Numerous sites excavated in Belgium since the 19th Century (Supplementary Online Material [SOM] S1) are attributed to the Mousterian (Ulrix-Closset, 1975; Di Modica, 2010; Di Modica et al., 2016) and the Aurignacian (Otte, 1979; Dinnis and Flas, 2016). There are also two occurrences related to the Lincombian-Ranisian-Jerzmanowician (LRJ) transitional technocomplex (Flas, 2011). However, most of these historical collections lack reliable contextual data (Pirson et al., 2012; Di Modica et al., 2016; Abrams, 2018). Before the present study, the most recent dates for the late Mousterian industries in Belgium came from recent excavations at Scladina and Walou caves, suggesting that the Mousterian ended around 42,000 cal BP (Fig. 1). Unfortunately, the dates were not produced on anthropogenically modified bones, which date human presence unequivocally compared to unmodified bones from the archeological contexts which rely on the interpretation of site formation processes (Pirson et al., 2012). The oldest Aurignacian occurrence in Belgium was established with a bone point from Spy Cave dated to 38,100–36,500 cal BP (Pirson et al., 2012; Flas et al., 2013). This data suggests a 4000-year hiatus between the end of the late Mousterian and early Aurignacian. However, given the high C/N atomic ratio (3.6) of the bone point from Spy Cave, this date should be considered at best as a minimum age (Pirson et al., 2012; Flas et al., 2013; Dinnis and Flas, 2016).
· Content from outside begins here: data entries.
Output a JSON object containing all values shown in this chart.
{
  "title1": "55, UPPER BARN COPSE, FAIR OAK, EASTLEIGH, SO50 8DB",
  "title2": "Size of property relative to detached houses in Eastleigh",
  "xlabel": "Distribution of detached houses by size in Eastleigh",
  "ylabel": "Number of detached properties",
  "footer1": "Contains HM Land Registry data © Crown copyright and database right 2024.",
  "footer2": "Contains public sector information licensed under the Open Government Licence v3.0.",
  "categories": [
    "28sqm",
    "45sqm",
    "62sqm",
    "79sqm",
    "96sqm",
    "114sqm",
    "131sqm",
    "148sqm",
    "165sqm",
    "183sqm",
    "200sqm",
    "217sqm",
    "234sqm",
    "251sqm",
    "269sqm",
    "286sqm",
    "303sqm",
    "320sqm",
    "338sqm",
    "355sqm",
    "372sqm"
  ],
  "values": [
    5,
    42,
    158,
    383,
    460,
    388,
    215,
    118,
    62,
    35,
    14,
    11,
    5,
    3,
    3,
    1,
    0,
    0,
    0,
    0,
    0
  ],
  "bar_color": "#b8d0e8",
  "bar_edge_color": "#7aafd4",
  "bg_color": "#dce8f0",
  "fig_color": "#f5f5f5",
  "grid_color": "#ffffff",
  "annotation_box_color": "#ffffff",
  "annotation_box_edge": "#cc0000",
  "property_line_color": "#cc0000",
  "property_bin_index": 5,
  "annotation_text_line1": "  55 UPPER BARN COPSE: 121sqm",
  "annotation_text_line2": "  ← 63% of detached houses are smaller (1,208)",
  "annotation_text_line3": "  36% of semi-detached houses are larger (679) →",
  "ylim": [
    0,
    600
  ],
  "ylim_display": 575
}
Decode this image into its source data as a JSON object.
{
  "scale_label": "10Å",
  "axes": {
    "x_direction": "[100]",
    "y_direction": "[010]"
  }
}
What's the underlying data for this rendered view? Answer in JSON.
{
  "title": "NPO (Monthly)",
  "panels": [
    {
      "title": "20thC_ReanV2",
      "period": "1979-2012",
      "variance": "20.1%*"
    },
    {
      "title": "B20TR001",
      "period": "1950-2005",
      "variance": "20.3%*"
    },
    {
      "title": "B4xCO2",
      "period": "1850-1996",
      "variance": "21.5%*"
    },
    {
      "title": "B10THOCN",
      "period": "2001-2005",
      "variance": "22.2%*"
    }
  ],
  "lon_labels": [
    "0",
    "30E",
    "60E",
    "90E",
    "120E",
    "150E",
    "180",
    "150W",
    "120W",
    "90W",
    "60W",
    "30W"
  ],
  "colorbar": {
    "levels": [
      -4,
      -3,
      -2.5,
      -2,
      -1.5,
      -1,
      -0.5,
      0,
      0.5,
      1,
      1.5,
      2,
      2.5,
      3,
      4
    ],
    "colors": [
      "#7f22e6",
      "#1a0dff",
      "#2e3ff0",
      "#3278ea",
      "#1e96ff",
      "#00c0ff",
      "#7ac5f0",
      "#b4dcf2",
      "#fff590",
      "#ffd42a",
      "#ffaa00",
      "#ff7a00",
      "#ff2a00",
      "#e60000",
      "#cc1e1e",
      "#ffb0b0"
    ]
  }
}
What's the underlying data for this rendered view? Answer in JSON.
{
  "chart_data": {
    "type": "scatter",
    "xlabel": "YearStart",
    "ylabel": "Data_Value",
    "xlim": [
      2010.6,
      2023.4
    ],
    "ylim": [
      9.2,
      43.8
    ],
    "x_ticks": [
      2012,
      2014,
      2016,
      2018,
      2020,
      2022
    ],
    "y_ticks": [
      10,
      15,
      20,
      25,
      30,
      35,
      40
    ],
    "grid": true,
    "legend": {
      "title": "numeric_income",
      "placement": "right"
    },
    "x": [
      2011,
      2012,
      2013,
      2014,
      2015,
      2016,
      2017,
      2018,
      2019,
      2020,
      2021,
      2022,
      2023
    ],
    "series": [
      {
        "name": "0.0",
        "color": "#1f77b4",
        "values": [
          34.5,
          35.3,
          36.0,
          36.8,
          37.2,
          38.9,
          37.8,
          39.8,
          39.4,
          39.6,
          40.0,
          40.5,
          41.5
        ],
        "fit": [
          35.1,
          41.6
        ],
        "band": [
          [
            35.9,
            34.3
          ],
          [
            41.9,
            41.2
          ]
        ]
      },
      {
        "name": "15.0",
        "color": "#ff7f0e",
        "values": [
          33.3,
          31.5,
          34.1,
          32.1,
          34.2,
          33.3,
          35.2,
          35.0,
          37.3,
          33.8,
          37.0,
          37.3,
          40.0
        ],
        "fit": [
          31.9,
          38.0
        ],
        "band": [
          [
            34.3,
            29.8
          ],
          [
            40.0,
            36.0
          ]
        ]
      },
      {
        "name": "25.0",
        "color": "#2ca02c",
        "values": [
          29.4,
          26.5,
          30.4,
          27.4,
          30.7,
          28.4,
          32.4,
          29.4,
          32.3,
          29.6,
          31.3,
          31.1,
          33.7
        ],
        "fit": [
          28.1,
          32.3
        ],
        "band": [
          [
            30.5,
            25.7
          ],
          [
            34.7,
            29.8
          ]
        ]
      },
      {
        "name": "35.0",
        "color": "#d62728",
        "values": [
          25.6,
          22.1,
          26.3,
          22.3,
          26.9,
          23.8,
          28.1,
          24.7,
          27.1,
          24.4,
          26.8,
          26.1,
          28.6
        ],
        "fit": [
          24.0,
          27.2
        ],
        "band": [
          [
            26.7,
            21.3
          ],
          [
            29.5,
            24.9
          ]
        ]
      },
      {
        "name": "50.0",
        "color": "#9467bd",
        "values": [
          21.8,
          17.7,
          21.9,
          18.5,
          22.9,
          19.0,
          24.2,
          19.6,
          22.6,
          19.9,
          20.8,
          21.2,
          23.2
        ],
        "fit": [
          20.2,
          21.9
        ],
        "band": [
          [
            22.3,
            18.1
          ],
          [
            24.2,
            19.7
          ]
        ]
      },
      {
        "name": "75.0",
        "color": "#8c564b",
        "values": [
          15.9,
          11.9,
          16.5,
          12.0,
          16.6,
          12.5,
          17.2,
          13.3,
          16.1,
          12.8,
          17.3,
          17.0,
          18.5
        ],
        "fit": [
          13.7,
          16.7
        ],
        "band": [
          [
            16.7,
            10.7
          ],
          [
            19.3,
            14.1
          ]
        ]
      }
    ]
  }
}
Radiocarbon dates obtained by Semal and colleagues on the Spy Cave Neanderthals partially filled this 4000-year hiatus (Semal et al., 2009). The survival of late Neanderthals beyond the Mousterian allowed their hypothetical association with the LRJ, for which archeological evidence was found in the historical archeological record (Semal et al., 2009; Flas, 2011). Based on this data, the proposed scenario for the MUPT in Belgium was that the Mousterian ended around 42,000 cal BP, was followed by the LRJ (≈40,000 cal BP) and that the Aurignacian started around 38,000 cal BP.

To refine the chronology of the transition between the Mousterian and Aurignacian cultures and to discuss the occupation of northwestern Europe during this period of cultural and human transition, Neanderthal remains were first (re)dated. The model highlighted their possible disappearance between 44,200 and 40,600 cal BP (at 95.4% probability; Devièse et al., 2021). In this study, we now focus on modified bones, which constitute, along with human remains, the best material to directly date human activities. Even though the use of bone retouchers persists without major modifications throughout the entire Paleolithic (Tartar, 2012; Jéquier et al., 2018; Toniato et al., 2018), the use of hard animal materials was witness to profound changes during the MUPT, highlighted by the production of ornaments (d'Errico, 2003; Caron et al., 2011; Arrighi et al., 2019; Hublin et al., 2020) and weaponry, such as the bone points (Tartar and White, 2013; Kitagawa and Conard, 2020).

Not only the choice of the material to radiocarbon date is important, but also the method to prepare the samples before measurement. This is illustrated, for example, by the recent radiocarbon dating study on Belgian Neanderthals including those from the caves of Spy, Engis and Fonds-de-Forêt. Using the compound specific radiocarbon analysis (CSRA) approach targeting the amino acid hydroxyproline, it was demonstrated, as suspected, that some of the previous dates produced on collagen for the Neanderthal specimens from Spy Cave were inaccurately young (by up to 10,000 years) due to the presence of unremoved contamination including conservation materials (Devièse et al., 2021).

In this study, we report a series of unpublished radiocarbon dates on bone tools that were obtained on collagen and a new set of dates on modified bones obtained by compound specific radiocarbon analysis (Table 1). Some of the artifacts were cross-dated using both pretreatment methods, which allows us to discuss the reliability of all the results obtained on the bone artifacts, such as the bone point from Spy Cave.